Le refus de la mascarade
De retour d'Algérie, le chef historique de la révolution algérienne fait le
point.
Chef historique de la révolution algérienne, emprisonné plusieurs fois,
exile pendant vingt-trois ans en Suisse, Hocine Ait-Ahmed, 62 ans est retourné
il y a cinq mois en Algérie où son parti, le Front des Forces Socialistes ( FFS
) a été légalisé. Profitant de son intervention devant le Cercle de la presse à
Lausanne, " Le Matin " lui a demandé de dresser un premier bilan.
- Hocine Ait-Ahmed - C'est un bilan très positif en ce sens que j'ai
pu réduire à néant le travail de déstabilisation et de désinformation du pouvoir
à mon égard. Ce qui n'était pas facile dans un pays aussi piégé par les
institutions que par les pratiques de manipulation. Le prestige et la sympathie
dont jouit le FFS, tout comme son organisation sont en train de se développer
sur l'ensemble du territoire.
Boycottage
- Le Matin - Certains sont déçus de votre décision de boycotter les
élections communales et régionales du 12 juin. Une telle attitude ne
risque-t-elle pas de vous laisser sur la touche ?
- Hocine Ait-Ahmed - Du dehors, on le perçoit peut-être ainsi, de
façon négative, a l'intérieur le boycottage est perçu comme une radicalisation
nouvelle. C'est le refus d'élections fausses, accompagné de la revendication
d'un socle constitutionnel nouveau par l'élection d'une assemblée constituante.
Nous avons refuser les trois fois cinq minutes que le pouvoir nous a attribuées
pour la campagne électorale, alors que le FLN dispose des radios et des TV à
longueur de journée. On m'a aussi reproché de cautionner le pluralisme de façade
en rentrant en Algérie. En fait, je soutiens le processus démocratique mais je
refuse de cautionner une mascarade.
- Le Matin - Quel est votre principal adversaire, le Front de
Libération National au pouvoir, les intégristes islamiques du Front Islamique de
Salut ( FIS ) ou le morcellement des partis d'oppositions ?

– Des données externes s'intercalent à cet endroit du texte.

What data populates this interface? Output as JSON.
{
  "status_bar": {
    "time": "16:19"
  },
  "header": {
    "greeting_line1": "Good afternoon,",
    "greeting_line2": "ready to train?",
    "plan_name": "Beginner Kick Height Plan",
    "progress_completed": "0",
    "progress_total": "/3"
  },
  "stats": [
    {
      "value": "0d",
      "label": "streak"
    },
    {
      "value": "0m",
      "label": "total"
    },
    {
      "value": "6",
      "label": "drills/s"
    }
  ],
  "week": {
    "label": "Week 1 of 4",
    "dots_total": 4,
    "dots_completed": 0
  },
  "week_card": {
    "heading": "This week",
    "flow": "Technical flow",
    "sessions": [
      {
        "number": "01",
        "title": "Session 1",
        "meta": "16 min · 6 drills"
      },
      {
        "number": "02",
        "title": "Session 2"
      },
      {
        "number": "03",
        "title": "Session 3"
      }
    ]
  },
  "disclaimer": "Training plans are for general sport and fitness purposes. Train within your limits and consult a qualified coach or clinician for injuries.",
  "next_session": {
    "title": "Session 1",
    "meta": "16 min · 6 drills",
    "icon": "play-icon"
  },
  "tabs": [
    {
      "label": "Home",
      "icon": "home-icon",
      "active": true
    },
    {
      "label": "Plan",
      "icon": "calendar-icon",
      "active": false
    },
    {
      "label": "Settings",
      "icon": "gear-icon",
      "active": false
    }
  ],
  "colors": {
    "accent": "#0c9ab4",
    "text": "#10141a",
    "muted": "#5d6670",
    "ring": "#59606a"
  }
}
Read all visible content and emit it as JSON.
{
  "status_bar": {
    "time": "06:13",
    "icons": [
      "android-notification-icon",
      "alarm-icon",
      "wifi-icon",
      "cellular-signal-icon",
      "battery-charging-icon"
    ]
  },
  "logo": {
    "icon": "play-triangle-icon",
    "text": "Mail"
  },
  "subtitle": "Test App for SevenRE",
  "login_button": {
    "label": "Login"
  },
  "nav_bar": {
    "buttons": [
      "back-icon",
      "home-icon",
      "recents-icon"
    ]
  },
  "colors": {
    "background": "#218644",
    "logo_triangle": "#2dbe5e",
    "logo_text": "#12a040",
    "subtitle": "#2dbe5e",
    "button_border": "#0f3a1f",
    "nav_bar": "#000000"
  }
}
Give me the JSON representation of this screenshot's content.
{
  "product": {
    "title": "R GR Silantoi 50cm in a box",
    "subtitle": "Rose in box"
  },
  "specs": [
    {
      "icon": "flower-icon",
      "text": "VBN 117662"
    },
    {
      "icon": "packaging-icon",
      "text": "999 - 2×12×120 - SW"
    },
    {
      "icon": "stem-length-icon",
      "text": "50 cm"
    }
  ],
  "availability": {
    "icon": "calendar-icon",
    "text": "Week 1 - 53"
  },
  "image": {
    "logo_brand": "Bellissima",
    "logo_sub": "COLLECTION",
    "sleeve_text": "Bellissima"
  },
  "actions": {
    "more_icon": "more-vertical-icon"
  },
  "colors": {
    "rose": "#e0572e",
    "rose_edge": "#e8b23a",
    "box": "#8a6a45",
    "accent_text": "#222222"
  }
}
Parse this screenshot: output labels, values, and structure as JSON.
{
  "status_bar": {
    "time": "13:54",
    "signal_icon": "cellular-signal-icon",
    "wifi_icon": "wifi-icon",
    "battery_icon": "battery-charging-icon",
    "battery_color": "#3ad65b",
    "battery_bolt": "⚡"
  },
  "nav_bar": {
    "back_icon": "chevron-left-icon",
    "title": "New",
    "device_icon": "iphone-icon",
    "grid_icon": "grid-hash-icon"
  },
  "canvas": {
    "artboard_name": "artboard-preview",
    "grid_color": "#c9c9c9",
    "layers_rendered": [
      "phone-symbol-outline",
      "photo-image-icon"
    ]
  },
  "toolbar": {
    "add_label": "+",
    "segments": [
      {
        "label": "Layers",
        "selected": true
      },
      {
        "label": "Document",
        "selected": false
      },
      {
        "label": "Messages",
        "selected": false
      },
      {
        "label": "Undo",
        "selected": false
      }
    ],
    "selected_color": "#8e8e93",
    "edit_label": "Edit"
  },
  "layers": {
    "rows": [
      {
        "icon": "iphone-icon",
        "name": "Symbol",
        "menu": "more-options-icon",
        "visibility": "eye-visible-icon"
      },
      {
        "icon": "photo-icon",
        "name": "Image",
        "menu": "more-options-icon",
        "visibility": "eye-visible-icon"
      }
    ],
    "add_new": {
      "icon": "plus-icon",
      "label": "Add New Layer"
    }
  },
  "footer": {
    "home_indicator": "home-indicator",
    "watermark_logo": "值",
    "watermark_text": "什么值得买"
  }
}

- Hocine Ait-Ahmed - En fait, il y a trois pôles: le FLN, qui a perdu
sa base, tente de compenser cela en manipulant des partis satellites. Le FIS
bénéficie de la stratégie du gouvernement. Contrairement à ce quel l'on croit,
il y a des rapports solides entre le FLN et FIS, un soutien parfois pour
empêcher le développement de toute opposition indépendante. C'est une donnée
fondamentale de la politique algérienne. Aujourd'hui, le pouvoir monte en
épingle l'intégrisme pour leurrer l'opinion et lui faire oublier les mauvais
résultats de plus un quart de siècle de dictature. Cet épouvantail à toujours
servi le FLN qui a surpolitisé les mosquées tout en dépolitisant la population.
Nous tentons d'éviter que le FIS ait le monopole de l'opposition.
Optimisme de combat
- Le Matin - Vous n'avez pas pris part à la Marche pour la démocratie qui
répondait, le 10 mai dernier à celle des intégristes. Quelle est la stratégie de
votre parti ?
- Hocine Ait-Ahmed - Nous ne voulons pas nous laisser imposer nos
objectifs. Le FLN et quatre groupuscules plus ou moins apparentés ont fixé, sans
consultation, le lieu, la date et les mots d'ordres de la manifestation du 10
mai. De notre côté, nous avons fixé une marche à Alger dans un cadre très clair.
Il faut secouer la tutelle de la police politique, libéraliser l'information et
permettre à la majorité silencieuse d'entrer dans le jeu politique. Le dynamisme
de la démocratisation s'appuie sur la jeunesse. Elle ne traîne pas les lourdeurs
du passé et nous trouvons chez elle un bon écho. Quant à savoir si je suis
optimiste, je vous dirai qu'il faut lutter. c'est un optimisme de combat.